What We Didn’t Hear At the Debate

As Trump disses democracy, it would be nice to address the anxieties of those who are beginning to doubt it can help them.

What We Didn't Hear At the Debate

The question no one is answering in this year's debate: What kinds of jobs do you intend to create and will they pay enough to lift workers out of poverty? (Photo by Spencer Platt/Getty Images)

In a debate that will be most remembered for Donald Trump’s diss of democracy, there was little said about the anxieties that appear to be undermining it.

Big questions about the old economy and new economy were not addressed. Here are a few that the candidates might want to address in the final few weeks of the campaign:

  • For some workers, the new economy has resulted increased job demands, increased work hours in substandard wages, increased job insecurity, uncertain job control, uncertain job rewards and uncertain social support. How do we deal with increase in precarity?
  • How do we address the needs of people who have felt the impact of cost shifting — as when higher profits for drugs, medical care and education are underwritten by unwitting consumers — lost pensions, losses in home value?
  • Claiming you are all about “jobs, jobs, jobs,” as Hillary Clinton does, sounds nice, but how to you really reduce economic insecurity in an age of globalization and capital mobility?
  • Does raising employment lead to reductions in poverty, or just create more working poor?
  • How do you intend to address market forces and competition that can also lead to inequalities and injustice?
  • How is either party going to deal with gridlock following the election?
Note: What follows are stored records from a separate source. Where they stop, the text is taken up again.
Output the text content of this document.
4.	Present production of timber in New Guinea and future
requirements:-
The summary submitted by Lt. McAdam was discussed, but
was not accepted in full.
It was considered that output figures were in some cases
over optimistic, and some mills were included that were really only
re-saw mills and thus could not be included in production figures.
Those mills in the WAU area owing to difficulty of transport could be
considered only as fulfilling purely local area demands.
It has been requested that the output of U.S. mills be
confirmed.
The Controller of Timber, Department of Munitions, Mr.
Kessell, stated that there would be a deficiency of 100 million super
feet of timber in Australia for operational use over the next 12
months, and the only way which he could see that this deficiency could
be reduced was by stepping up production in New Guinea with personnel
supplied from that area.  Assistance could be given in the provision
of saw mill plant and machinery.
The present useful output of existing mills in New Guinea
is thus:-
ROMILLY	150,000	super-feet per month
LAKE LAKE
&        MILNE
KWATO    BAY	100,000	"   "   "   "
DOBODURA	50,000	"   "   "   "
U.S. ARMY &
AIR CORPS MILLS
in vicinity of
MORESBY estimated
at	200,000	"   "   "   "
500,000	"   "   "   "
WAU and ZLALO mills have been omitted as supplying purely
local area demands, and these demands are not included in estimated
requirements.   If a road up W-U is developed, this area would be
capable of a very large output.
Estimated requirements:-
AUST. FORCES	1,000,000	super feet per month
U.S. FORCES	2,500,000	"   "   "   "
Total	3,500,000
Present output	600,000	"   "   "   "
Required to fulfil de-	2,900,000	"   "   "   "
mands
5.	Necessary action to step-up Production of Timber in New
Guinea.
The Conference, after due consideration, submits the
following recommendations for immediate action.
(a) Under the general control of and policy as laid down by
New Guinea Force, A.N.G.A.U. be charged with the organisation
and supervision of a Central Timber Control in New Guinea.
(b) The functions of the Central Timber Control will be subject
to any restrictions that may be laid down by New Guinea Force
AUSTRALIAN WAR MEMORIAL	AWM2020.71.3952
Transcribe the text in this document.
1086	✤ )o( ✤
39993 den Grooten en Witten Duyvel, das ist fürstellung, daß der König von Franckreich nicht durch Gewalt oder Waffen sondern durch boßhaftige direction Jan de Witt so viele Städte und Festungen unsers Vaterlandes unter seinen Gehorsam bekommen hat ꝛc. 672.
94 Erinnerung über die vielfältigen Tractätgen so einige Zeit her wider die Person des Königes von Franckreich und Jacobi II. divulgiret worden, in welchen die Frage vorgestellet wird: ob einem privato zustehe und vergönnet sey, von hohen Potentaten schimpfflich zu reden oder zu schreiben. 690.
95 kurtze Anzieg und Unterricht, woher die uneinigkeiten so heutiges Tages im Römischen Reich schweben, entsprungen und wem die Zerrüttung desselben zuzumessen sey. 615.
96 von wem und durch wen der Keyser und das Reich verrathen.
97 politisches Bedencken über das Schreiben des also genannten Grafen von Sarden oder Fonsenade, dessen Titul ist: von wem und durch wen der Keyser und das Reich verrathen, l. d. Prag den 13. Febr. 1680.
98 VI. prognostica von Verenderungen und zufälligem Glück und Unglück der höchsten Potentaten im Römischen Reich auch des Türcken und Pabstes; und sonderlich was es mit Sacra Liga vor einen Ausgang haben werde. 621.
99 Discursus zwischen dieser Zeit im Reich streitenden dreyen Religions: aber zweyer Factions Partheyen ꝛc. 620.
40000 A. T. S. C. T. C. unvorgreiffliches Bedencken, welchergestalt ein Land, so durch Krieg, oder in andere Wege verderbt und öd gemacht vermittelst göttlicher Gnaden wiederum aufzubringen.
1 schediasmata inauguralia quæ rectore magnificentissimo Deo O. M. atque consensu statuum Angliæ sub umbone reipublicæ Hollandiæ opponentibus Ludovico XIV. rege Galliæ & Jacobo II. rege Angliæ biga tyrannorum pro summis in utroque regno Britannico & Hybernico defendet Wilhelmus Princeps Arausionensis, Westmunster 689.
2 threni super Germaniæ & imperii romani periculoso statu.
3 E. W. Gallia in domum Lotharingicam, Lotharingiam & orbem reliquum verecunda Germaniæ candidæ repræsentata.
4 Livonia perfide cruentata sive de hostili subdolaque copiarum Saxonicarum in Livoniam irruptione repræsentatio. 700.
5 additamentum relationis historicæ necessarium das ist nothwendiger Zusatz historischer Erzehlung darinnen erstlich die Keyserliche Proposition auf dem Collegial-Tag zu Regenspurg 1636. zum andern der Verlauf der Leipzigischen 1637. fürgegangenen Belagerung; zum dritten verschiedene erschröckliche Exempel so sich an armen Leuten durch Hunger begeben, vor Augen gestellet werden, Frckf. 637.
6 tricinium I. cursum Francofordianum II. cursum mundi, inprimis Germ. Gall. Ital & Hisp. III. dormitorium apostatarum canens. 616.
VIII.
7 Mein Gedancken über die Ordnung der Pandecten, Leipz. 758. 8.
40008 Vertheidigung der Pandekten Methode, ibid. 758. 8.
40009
Only stockholders have benefited from the past gridlock.

Speaking of jobs, it is increasingly looking, in the later stages of this campaign, that Trump is all about creating some for himself and his cronies — establishing or trying to establish a viewership for Trump TV, aided by Roger Ailes and Steve Bannon. He wants to attract a demographic, the white working class and white middle class, that would be attractive to advertisers. He is a ‘business man’ after all. This won’t be easy, as many in the in the white working class are radio listeners but he will be trying. Prediction: Sean Hannity will be the first person to leave Fox to join the new network.

John Russo

John Russo is the former co-director of the Center for Working-Class Studies and coordinator of the Labor Studies Program at Youngstown State University. Currently, he is a visiting scholar at the Kalmanovitz Initiative for Labor and Working Poor at Georgetown University. Russo has published widely on labor and social issues, in academic journals as well as magazines and newspapers. He is also managing editor of the blog Working-Class Perspectives.